Prospective buyers of an AM radio station in Sylva could land a $289,000 loan from the Jackson County economic development fund in exchange for creating 11 jobs.
Jackson County commissioners already approved $179,000 of the loan and are poised to approve the remainder next week — if the county can figure out reasonable collateral should the radio station default. The money will primarily be used to purchase the radio license from its current owner, but since a radio station license is not very tangible, the county is hesitant about how it would serve as collateral for the loan.
Jackson County Attorney Jay Coward suggested another option: Jackson County’s name could be included as a co-license holder when filing for the frequency from the Federal Communications Commission.
“If not we would certainly have to rethink it,” Coward said of the loan.
The radio station, currently owned by Georgia-Carolina Radiocasting Co., went dead in August. Its owners cited a lack of revenue. Jackson County resident Roy Burnette, who once worked for WRGC and other local AM radio stations in the region, wants to get the station back on the air.
Burnette says the new radio station would broadcast at 5,000 watts, reaching from Canton to Topton in Cherokee County, and that he would create 11 jobs.
By comparison, WCQS, the National Public Radio station based in Asheville, employees 12 fulltime and four part-time employees, said executive director Jody Evans on Tuesday.
Commissioners appear partly driven by a desire to bring back the local AM radio station in addition to the jobs themselves. Commissioner Doug Cody said he believes WRGC represents more than simply job creation, from instilling community pride to broadcasting emergency weather information.
“It is a service to the entire county,” Cody said.
Jackson County will not actually become any sort of “partner” in the radio station, even if the county does end up as a co-license holder, Chairman Jack Debnam said.
Maybe, maybe not: The idea has yet to be researched and vetted, Debnam said, adding that it would be Coward’s job to ferret out such answers before commissioners’ actually vote on the final piece of the loan next week.

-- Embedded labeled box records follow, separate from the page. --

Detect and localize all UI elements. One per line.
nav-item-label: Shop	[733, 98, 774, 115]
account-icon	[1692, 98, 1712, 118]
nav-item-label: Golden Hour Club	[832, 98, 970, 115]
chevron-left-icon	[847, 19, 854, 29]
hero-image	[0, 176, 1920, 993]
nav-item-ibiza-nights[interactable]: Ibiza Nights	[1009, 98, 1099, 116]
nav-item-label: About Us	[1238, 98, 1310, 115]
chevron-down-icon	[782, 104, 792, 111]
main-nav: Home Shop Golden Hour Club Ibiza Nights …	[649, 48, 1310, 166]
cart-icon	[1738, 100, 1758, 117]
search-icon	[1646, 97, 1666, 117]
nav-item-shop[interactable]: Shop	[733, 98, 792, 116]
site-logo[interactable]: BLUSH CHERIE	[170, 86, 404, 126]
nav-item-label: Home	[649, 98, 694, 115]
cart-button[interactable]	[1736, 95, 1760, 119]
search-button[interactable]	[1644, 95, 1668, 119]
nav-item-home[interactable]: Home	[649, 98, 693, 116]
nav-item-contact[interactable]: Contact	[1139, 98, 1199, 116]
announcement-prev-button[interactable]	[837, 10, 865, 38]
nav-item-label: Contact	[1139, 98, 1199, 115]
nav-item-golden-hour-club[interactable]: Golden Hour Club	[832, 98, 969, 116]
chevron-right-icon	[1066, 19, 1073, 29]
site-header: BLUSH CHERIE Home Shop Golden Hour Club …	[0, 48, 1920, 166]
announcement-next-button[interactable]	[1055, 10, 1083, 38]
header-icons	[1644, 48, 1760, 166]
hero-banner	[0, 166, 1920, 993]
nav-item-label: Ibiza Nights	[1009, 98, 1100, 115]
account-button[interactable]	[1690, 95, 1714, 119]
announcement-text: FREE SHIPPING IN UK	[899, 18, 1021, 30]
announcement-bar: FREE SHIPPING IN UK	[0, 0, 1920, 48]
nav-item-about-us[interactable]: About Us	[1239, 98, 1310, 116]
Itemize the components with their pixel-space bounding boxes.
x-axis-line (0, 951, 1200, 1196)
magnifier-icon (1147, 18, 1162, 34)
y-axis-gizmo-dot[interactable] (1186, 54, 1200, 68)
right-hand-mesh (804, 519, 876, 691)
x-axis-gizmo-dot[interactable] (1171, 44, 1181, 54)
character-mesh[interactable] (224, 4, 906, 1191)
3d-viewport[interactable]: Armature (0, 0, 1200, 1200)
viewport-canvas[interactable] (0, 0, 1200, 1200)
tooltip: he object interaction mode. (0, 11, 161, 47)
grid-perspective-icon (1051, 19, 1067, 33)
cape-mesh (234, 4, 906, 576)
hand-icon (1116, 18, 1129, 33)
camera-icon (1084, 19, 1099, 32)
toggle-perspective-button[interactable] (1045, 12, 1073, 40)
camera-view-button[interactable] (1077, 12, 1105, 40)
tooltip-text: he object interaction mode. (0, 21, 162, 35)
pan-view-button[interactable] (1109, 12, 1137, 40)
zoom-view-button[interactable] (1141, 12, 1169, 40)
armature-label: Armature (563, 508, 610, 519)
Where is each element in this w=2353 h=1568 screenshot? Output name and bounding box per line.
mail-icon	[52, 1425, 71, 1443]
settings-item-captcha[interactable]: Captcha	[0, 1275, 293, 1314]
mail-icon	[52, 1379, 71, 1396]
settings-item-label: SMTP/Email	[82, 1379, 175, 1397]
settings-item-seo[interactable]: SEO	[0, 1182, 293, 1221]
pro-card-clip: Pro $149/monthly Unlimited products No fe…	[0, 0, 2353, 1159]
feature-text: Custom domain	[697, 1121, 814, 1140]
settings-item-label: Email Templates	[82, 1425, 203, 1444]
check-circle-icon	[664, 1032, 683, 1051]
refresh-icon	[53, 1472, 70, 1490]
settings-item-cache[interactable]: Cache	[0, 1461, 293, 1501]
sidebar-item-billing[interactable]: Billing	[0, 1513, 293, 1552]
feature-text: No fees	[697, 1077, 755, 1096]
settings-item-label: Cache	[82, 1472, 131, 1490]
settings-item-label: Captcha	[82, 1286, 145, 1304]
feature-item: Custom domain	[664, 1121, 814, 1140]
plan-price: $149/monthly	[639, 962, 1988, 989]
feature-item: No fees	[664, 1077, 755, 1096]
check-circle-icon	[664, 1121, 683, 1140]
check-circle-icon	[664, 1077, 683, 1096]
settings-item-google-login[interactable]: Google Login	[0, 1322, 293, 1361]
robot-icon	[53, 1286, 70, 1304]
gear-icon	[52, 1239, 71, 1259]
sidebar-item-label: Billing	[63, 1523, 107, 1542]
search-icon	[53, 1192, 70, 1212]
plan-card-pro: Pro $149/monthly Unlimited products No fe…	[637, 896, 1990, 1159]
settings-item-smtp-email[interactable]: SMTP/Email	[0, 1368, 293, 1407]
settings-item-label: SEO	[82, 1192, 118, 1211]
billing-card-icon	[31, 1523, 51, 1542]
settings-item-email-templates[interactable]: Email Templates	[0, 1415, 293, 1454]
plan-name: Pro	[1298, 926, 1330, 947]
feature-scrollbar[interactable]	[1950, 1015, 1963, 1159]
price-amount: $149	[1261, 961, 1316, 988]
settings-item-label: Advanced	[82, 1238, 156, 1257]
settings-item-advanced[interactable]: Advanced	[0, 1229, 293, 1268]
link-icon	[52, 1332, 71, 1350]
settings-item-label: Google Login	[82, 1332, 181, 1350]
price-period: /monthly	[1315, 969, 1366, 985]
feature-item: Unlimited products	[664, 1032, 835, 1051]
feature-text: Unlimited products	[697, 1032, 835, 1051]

Wally Bowen, founder and executive director of the nonprofit Mountain Area Information Network in Asheville, described the potential for public-private license arrangement between the county and the station as unusual. Bowen said that he wasn’t immediately aware of legal barriers that would prevent such an occurrence.
“But whether it would be a good investment, one would really have to know more about the market and the assets involved,” Bowen said.
When asked about the likelihood of the AM radio station surviving in today’s advertising landscape, Jackson County commissioners said they were relying on the financial projections provided by the prospective radio owner.